India produces as many as 86 minerals – 4 fuels, 10 metallic, 46 non-metallic, 3 atomic and 23 minor minerals (including building and other materials). In 2009-10, the total production of metallic minerals was about 246 mt, almost a 3 per cent increase over 2008-09. On the other hand, the total production of non-metallic minerals during 2009-10 was 247.94 mt, a growth of 10 per cent over the previous year.

The total value of mineral production in 2009-10 was Rs 1,279.21 billion, an increase of 4.6 per cent over the previous year. Of this, fuel minerals accounted for almost 62 per cent, metallic minerals for 22 per cent and non-metallic minerals (including minor minerals) for about 16 per cent.

Mining activity in India continues to be dominated by the public sector, with Coal India Limited (CIL) being the largest player. Over the years, some private players such as Hindalco Industries Limited and Sterlite Industries Limited have also contributed significantly towards mining. The production of coal and lignite is dominated by CIL and the Neyveli Lignite Corporation (NLC) respectively. Hindalco is the biggest producer of aluminium in India while National Aluminium Company Limited (Nalco) is the second biggest. The biggest producer of iron ore in the country is the National Mineral Development Corporation (NMDC) with a capacity of almost 35 million tonnes per annum (mtpa) of iron ore. A major part of the production also comes in from captive mines that have been allotted to steel producers such as Tata Steel and Steel Authority of India Limited (SAIL) – in the public and private sectors.

Lead and zinc production is dominated by Hindustan Zinc Limited (HZL), while the biggest producer of copper is Sterlite Industries Limited, accounting for almost 49 per cent of the production. However, notably, Hindustan Copper Limited (HCL) is the only vertically integrated manufacturer of primary copper in India.

The construction sector has also been making progress. According to the Reserve Bank of India, between 2005-06 and 2009-10, the construction industry’s turnover grew at a rate of 9 per cent to 12 per cent. The construction industry is the second largest employer (after agriculture) in the country, employing about 33 million people. In addition to providing employment, the sector creates significant opportunities in ancillary industries such as construction equipment and materials.

The biggest driver for construction is the infrastructure sector. Investments in the Twelfth Plan are expected to be roughly double the investments made in the Eleventh Plan. During the Twelfth Plan, the estimated investment in infrastructure is expected to increase to Rs 40,992.4 billion. This huge investment in infrastructure, coupled with recovery in the residential segment of the real estate market, is expected to drive the construction industry during the period 2011-17.
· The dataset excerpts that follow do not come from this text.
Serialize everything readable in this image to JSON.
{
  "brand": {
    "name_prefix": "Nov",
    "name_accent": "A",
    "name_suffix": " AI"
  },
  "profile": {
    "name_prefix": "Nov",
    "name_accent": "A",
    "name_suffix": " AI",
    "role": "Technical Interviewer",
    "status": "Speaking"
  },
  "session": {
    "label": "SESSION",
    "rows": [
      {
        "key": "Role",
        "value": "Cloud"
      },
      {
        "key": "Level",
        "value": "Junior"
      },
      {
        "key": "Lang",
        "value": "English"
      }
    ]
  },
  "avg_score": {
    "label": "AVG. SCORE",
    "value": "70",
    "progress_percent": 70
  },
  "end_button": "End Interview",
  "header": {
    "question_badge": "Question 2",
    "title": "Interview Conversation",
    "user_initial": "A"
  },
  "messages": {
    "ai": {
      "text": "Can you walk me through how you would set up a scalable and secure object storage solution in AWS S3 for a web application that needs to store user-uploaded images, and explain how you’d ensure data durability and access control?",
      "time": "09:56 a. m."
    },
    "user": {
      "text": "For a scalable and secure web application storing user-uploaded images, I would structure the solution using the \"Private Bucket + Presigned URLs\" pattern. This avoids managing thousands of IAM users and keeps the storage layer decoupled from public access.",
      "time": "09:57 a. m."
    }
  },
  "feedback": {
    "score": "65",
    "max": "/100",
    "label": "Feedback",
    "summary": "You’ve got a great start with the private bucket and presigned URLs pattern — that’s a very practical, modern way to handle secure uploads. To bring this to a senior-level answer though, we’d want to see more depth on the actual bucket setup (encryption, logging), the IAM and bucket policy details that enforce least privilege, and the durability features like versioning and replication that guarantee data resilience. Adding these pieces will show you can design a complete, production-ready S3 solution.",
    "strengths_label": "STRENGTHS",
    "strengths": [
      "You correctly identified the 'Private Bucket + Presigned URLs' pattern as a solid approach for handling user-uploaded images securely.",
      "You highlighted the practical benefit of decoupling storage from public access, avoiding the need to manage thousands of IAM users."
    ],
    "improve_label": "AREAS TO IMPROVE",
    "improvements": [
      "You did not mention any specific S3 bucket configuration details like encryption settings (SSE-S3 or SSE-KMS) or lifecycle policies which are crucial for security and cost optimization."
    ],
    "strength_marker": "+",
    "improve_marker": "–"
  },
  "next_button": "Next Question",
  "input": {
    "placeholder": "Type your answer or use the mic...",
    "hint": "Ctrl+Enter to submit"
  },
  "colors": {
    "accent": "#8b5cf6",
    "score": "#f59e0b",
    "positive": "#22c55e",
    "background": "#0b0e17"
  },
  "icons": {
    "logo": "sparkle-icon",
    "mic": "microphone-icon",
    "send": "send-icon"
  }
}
The major players in this segment are the Hindustan Construction Company, Larsen & Toubro, Punj Lloyd, Nagarjuna Construction Company, IVRCL Projects and Infrastructure, Gammon India, Jaiprakash Associates and Simplex Infrastructures Limited (SIL).

Owing to the large scale of projects undertaken and the widespread network of offices and worksites, companies in the mining and construction space are demanding better quality services, which includes top-of-the-line telecom facilities. Thus, establishing a secure and flexible communications infrastructure is at the top of most construction and mining majors’ agenda, especially as today’s competitive environment has ensured that technology plays a far greater role than it did before.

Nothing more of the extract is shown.